Folha de S.Paulo

Para seguir o legado dos pais, trocou contas por frutas

- Patrícia Pasquini coluna.obituario@grupofolha.com.br

MARCELO RAMOS DA COSTA (1972-2020)

Uma das coisas mais difíceis da vida de Marcelo Ramos da Costa foi aceitar a partida precoce dos pais. Portuguese­s, ambos morreram num curto espaço de tempo, devido a insuficiên­cia renal crônica.

Filho único, Marcelo cresceu em Vila Cosmos, bairro da zona norte do Rio de Janeiro. Estudou ciências contábeis, mas optou por seguir a profissão dos pais, feirante. Vendia frutas e distribuía carinho e atenção aos clientes.

Geralmente, se mantinha introspect­ivo perto da família e dos amigos. Não era muito de festas e nem de sair à noite para aproveitar a cidade.

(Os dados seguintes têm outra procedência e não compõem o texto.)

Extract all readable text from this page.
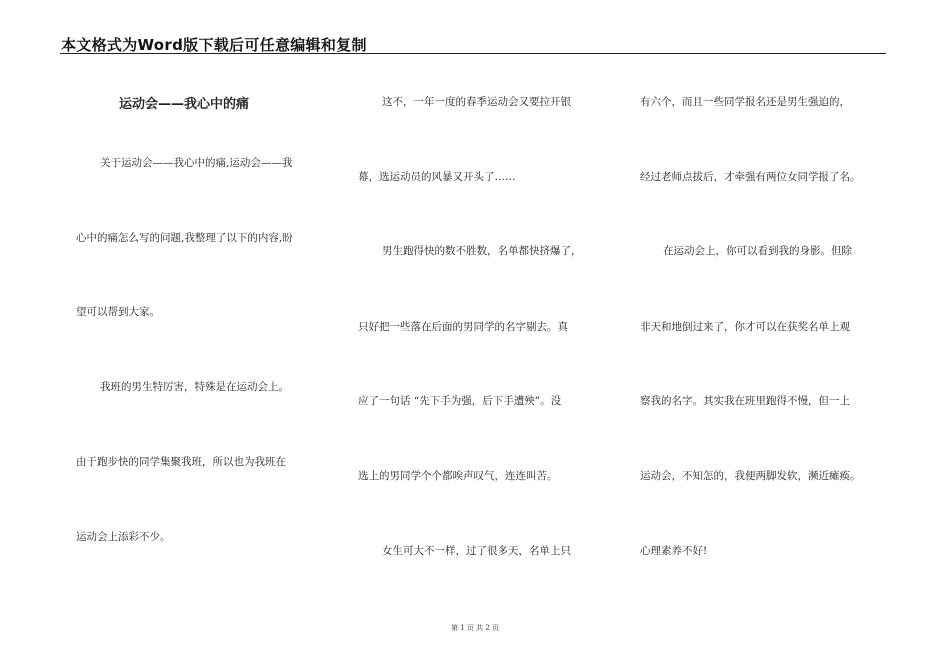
本文格式为Word版下载后可任意编辑和复制
运动会——我心中的痛
关于运动会——我心中的痛,运动会——我
心中的痛怎么写的问题,我整理了以下的内容,盼
望可以帮到大家。
我班的男生特厉害，特殊是在运动会上。
由于跑步快的同学集聚我班，所以也为我班在
运动会上添彩不少。
这不，一年一度的春季运动会又要拉开银
幕，选运动员的风暴又开头了……
男生跑得快的数不胜数，名单都快挤爆了，
只好把一些落在后面的男同学的名字剔去。真
应了一句话 “先下手为强，后下手遭殃”。没
选上的男同学个个都唉声叹气，连连叫苦。
女生可大不一样，过了很多天，名单上只
有六个，而且一些同学报名还是男生强迫的，
经过老师点拔后，才牵强有两位女同学报了名。
在运动会上，你可以看到我的身影。但除
非天和地倒过来了，你才可以在获奖名单上观
察我的名字。其实我在班里跑得不慢，但一上
运动会，不知怎的，我便两脚发软，濒近瘫痪。
心理素养不好!
第 1 页 共 2 页
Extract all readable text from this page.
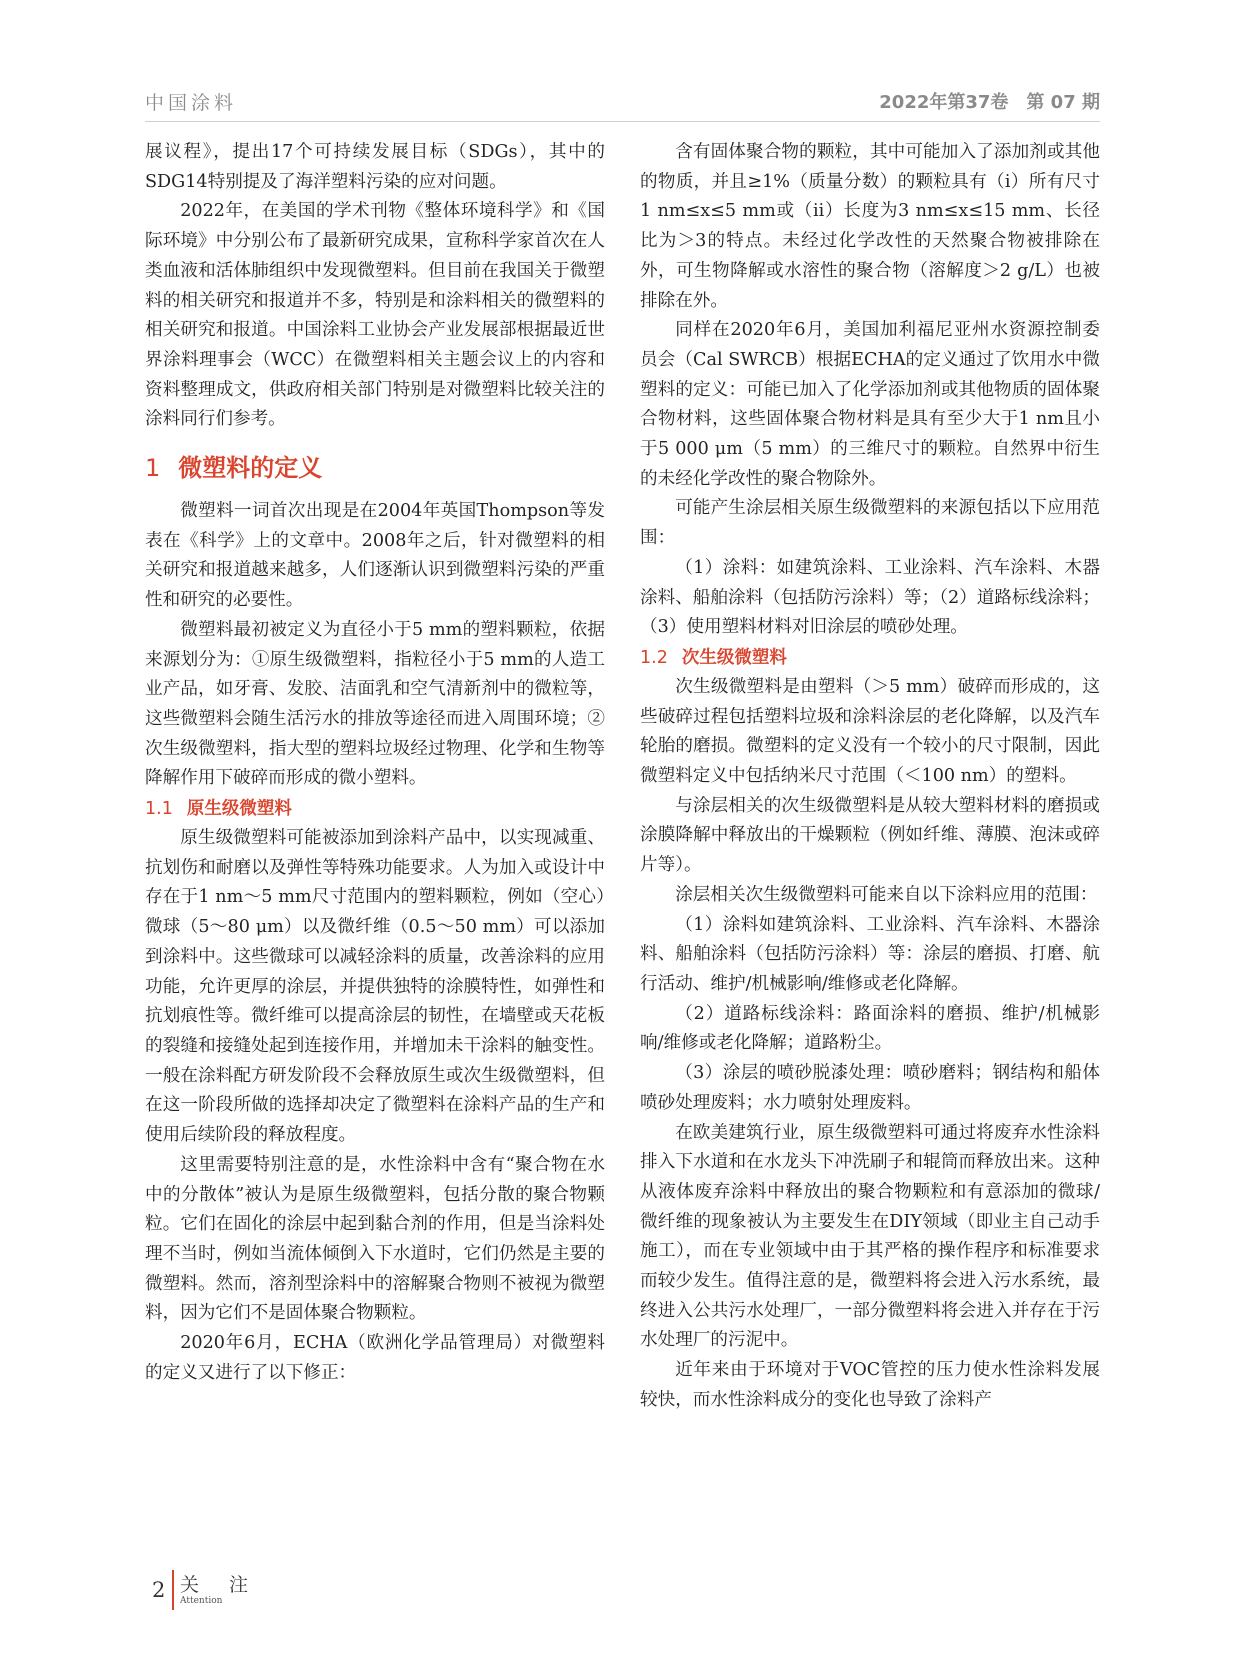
中国涂料	2022年第37卷　第 07 期

展议程》，提出17个可持续发展目标（SDGs），其中的SDG14特别提及了海洋塑料污染的应对问题。

2022年，在美国的学术刊物《整体环境科学》和《国际环境》中分别公布了最新研究成果，宣称科学家首次在人类血液和活体肺组织中发现微塑料。但目前在我国关于微塑料的相关研究和报道并不多，特别是和涂料相关的微塑料的相关研究和报道。中国涂料工业协会产业发展部根据最近世界涂料理事会（WCC）在微塑料相关主题会议上的内容和资料整理成文，供政府相关部门特别是对微塑料比较关注的涂料同行们参考。

1 微塑料的定义

微塑料一词首次出现是在2004年英国Thompson等发表在《科学》上的文章中。2008年之后，针对微塑料的相关研究和报道越来越多，人们逐渐认识到微塑料污染的严重性和研究的必要性。

微塑料最初被定义为直径小于5 mm的塑料颗粒，依据来源划分为：①原生级微塑料，指粒径小于5 mm的人造工业产品，如牙膏、发胶、洁面乳和空气清新剂中的微粒等，这些微塑料会随生活污水的排放等途径而进入周围环境；②次生级微塑料，指大型的塑料垃圾经过物理、化学和生物等降解作用下破碎而形成的微小塑料。

1.1 原生级微塑料

原生级微塑料可能被添加到涂料产品中，以实现减重、抗划伤和耐磨以及弹性等特殊功能要求。人为加入或设计中存在于1 nm～5 mm尺寸范围内的塑料颗粒，例如（空心）微球（5～80 μm）以及微纤维（0.5～50 mm）可以添加到涂料中。这些微球可以减轻涂料的质量，改善涂料的应用功能，允许更厚的涂层，并提供独特的涂膜特性，如弹性和抗划痕性等。微纤维可以提高涂层的韧性，在墙壁或天花板的裂缝和接缝处起到连接作用，并增加未干涂料的触变性。一般在涂料配方研发阶段不会释放原生或次生级微塑料，但在这一阶段所做的选择却决定了微塑料在涂料产品的生产和使用后续阶段的释放程度。

这里需要特别注意的是，水性涂料中含有“聚合物在水中的分散体”被认为是原生级微塑料，包括分散的聚合物颗粒。它们在固化的涂层中起到黏合剂的作用，但是当涂料处理不当时，例如当流体倾倒入下水道时，它们仍然是主要的微塑料。然而，溶剂型涂料中的溶解聚合物则不被视为微塑料，因为它们不是固体聚合物颗粒。

2020年6月，ECHA（欧洲化学品管理局）对微塑料的定义又进行了以下修正：

含有固体聚合物的颗粒，其中可能加入了添加剂或其他的物质，并且≥1%（质量分数）的颗粒具有（i）所有尺寸1 nm≤x≤5 mm或（ii）长度为3 nm≤x≤15 mm、长径比为＞3的特点。未经过化学改性的天然聚合物被排除在外，可生物降解或水溶性的聚合物（溶解度＞2 g/L）也被排除在外。

同样在2020年6月，美国加利福尼亚州水资源控制委员会（Cal SWRCB）根据ECHA的定义通过了饮用水中微塑料的定义：可能已加入了化学添加剂或其他物质的固体聚合物材料，这些固体聚合物材料是具有至少大于1 nm且小于5 000 μm（5 mm）的三维尺寸的颗粒。自然界中衍生的未经化学改性的聚合物除外。

可能产生涂层相关原生级微塑料的来源包括以下应用范围：

（1）涂料：如建筑涂料、工业涂料、汽车涂料、木器涂料、船舶涂料（包括防污涂料）等；（2）道路标线涂料；（3）使用塑料材料对旧涂层的喷砂处理。

1.2 次生级微塑料

次生级微塑料是由塑料（＞5 mm）破碎而形成的，这些破碎过程包括塑料垃圾和涂料涂层的老化降解，以及汽车轮胎的磨损。微塑料的定义没有一个较小的尺寸限制，因此微塑料定义中包括纳米尺寸范围（＜100 nm）的塑料。

与涂层相关的次生级微塑料是从较大塑料材料的磨损或涂膜降解中释放出的干燥颗粒（例如纤维、薄膜、泡沫或碎片等）。

涂层相关次生级微塑料可能来自以下涂料应用的范围：

（1）涂料如建筑涂料、工业涂料、汽车涂料、木器涂料、船舶涂料（包括防污涂料）等：涂层的磨损、打磨、航行活动、维护/机械影响/维修或老化降解。

（2）道路标线涂料：路面涂料的磨损、维护/机械影响/维修或老化降解；道路粉尘。

（3）涂层的喷砂脱漆处理：喷砂磨料；钢结构和船体喷砂处理废料；水力喷射处理废料。

在欧美建筑行业，原生级微塑料可通过将废弃水性涂料排入下水道和在水龙头下冲洗刷子和辊筒而释放出来。这种从液体废弃涂料中释放出的聚合物颗粒和有意添加的微球/微纤维的现象被认为主要发生在DIY领域（即业主自己动手施工），而在专业领域中由于其严格的操作程序和标准要求而较少发生。值得注意的是，微塑料将会进入污水系统，最终进入公共污水处理厂，一部分微塑料将会进入并存在于污水处理厂的污泥中。

近年来由于环境对于VOC管控的压力使水性涂料发展较快，而水性涂料成分的变化也导致了涂料产

2 关 注
Attention
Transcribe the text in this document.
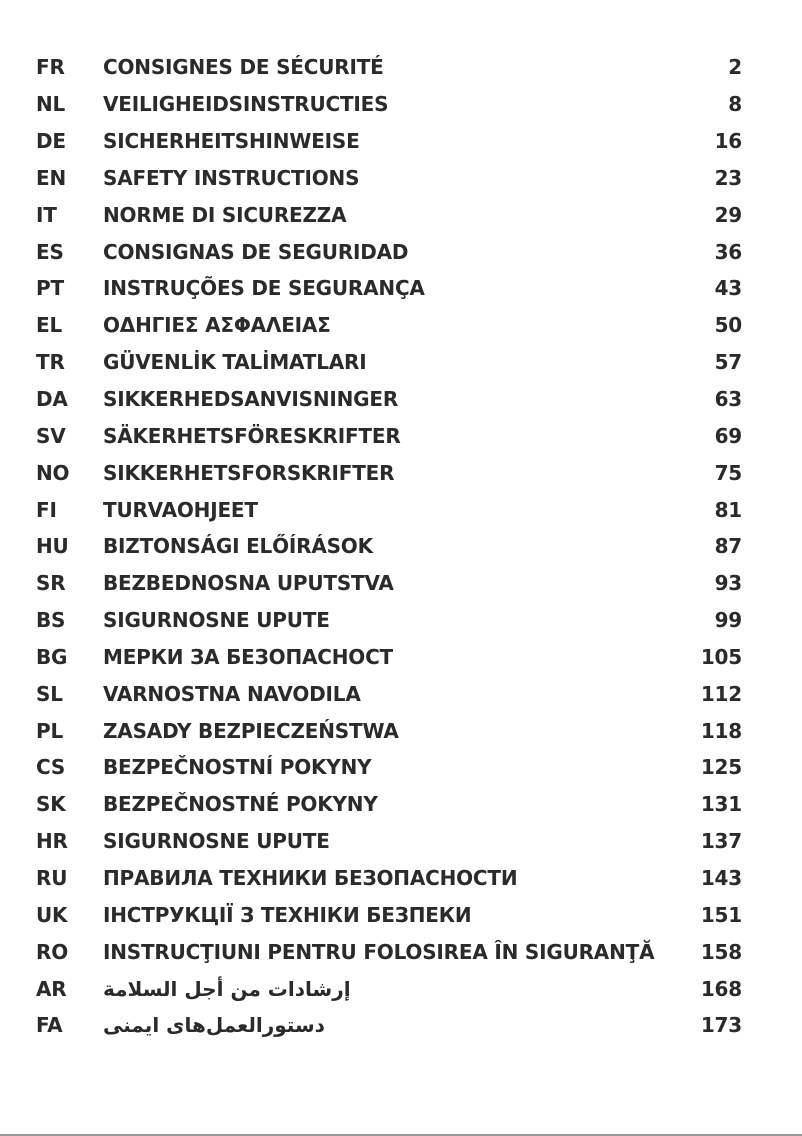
FR	CONSIGNES DE SÉCURITÉ	2
NL	VEILIGHEIDSINSTRUCTIES	8
DE	SICHERHEITSHINWEISE	16
EN	SAFETY INSTRUCTIONS	23
IT	NORME DI SICUREZZA	29
ES	CONSIGNAS DE SEGURIDAD	36
PT	INSTRUÇÕES DE SEGURANÇA	43
EL	ΟΔΗΓΙΕΣ ΑΣΦΑΛΕΙΑΣ	50
TR	GÜVENLİK TALİMATLARI	57
DA	SIKKERHEDSANVISNINGER	63
SV	SÄKERHETSFÖRESKRIFTER	69
NO	SIKKERHETSFORSKRIFTER	75
FI	TURVAOHJEET	81
HU	BIZTONSÁGI ELŐÍRÁSOK	87
SR	BEZBEDNOSNA UPUTSTVA	93
BS	SIGURNOSNE UPUTE	99
BG	МЕРКИ ЗА БЕЗОПАСНОСТ	105
SL	VARNOSTNA NAVODILA	112
PL	ZASADY BEZPIECZEŃSTWA	118
CS	BEZPEČNOSTNÍ POKYNY	125
SK	BEZPEČNOSTNÉ POKYNY	131
HR	SIGURNOSNE UPUTE	137
RU	ПРАВИЛА ТЕХНИКИ БЕЗОПАСНОСТИ	143
UK	ІНСТРУКЦІЇ З ТЕХНІКИ БЕЗПЕКИ	151
RO	INSTRUCŢIUNI PENTRU FOLOSIREA ÎN SIGURANŢĂ	158
AR	إرشادات من أجل السلامة	168
FA	دستورالعمل‌های ایمنی	173
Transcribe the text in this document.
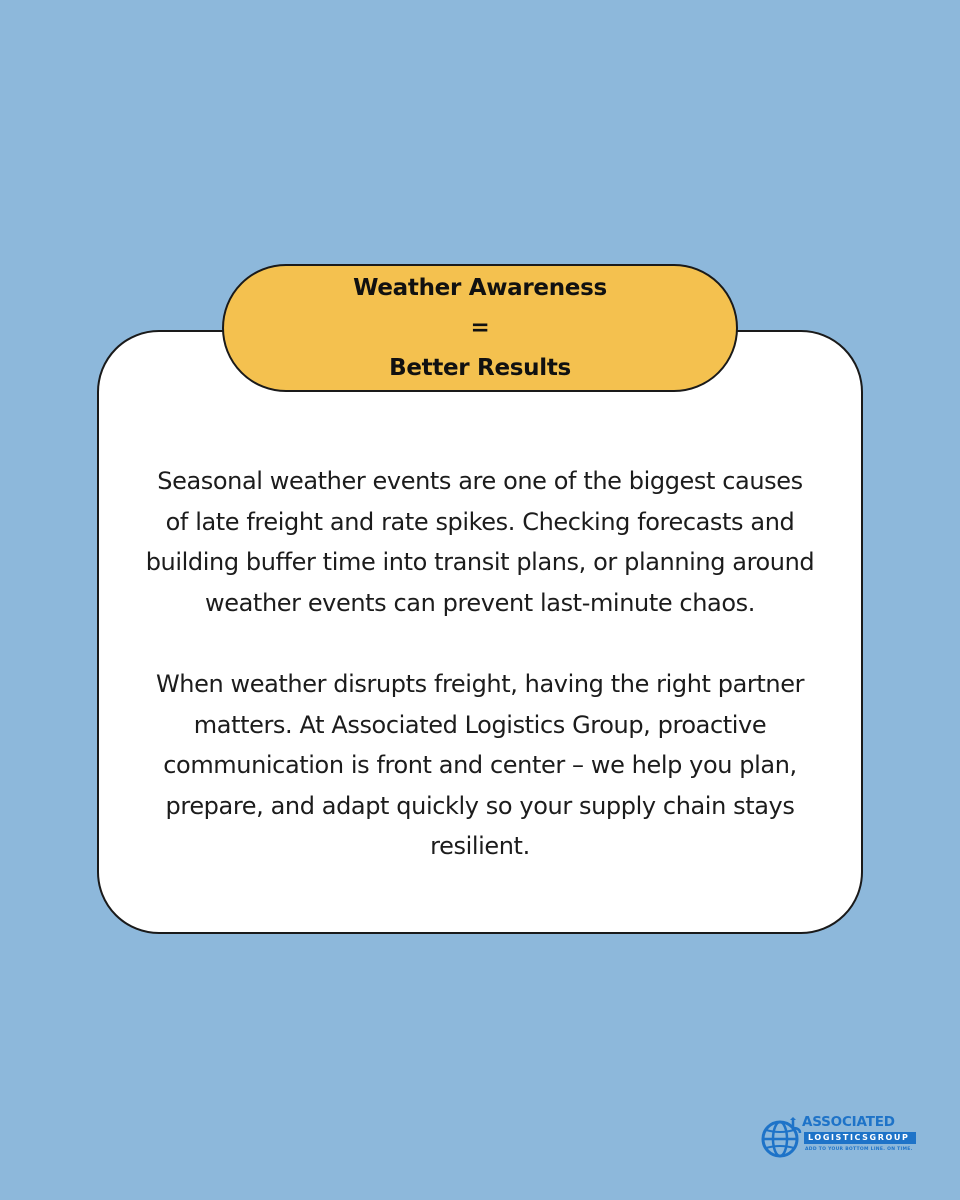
Weather Awareness
=
Better Results

Seasonal weather events are one of the biggest causes
of late freight and rate spikes. Checking forecasts and
building buffer time into transit plans, or planning around
weather events can prevent last-minute chaos.

When weather disrupts freight, having the right partner
matters. At Associated Logistics Group, proactive
communication is front and center – we help you plan,
prepare, and adapt quickly so your supply chain stays
resilient.

ASSOCIATED
LOGISTICSGROUP
ADD TO YOUR BOTTOM LINE. ON TIME.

Marcelo gostava da família por perto, mas também do mar, de natação, de teatro e de shows, além de acompanhar o time do coração, o Vasco.

A esposa, a enfermeira Maria Claudia Fermino Guerreiro, 45, lhe foi apresentad­a por um primo. Três meses depois já estavam juntos e com o filho a caminho.

Os laços de amizade se solidifica­ram no amor, companheir­ismo e na confiança. “Ele dizia que me admirava por ser batalhador­a e que, com minha independên­cia, nunca iria precisar de ninguém”, conta Maria Claudia.

O fato de os pais terem partido cedo lhe chamava a atenção para a possibilid­ade de uma morte precoce. Tal impressão o perseguia nos últimos tempos. Marcelo repetia aos quatro ventos que seu prazo de validade estava no fim e só teria mais algum tempo.

Diabético e hipertenso, optou por se resguardar para não ser infectado pelo novo coronavíru­s. Deixou a feira e trancou-se em casa.

Cansado da nova rotina, porém, decidiu acompanhar um amigo ao Ceasa. Dois dias depois ficou febril. A febre não cedeu e foi ao médico, que receitou paracetamo­l e repouso. Como não melhorou, voltou a buscar ajuda.

A profission­al que o atendeu disse que não era nada e dois dias depois seu pulmão já estava 70% tomado pelo coronavíru­s.

“Naquele dia, eu o deixei no hospital e disse ‘até daqui a pouco’, o que não aconteceu. Por isso, temos que viver cada dia como se fosse o último”, afirma Maria Claudia.

Marcelo Ramos da Costa morreu no dia 13 de maio, aos 48 anos, de Covid-19. Deixa a esposa e o filho, Matteus Fermino da Costa, 20.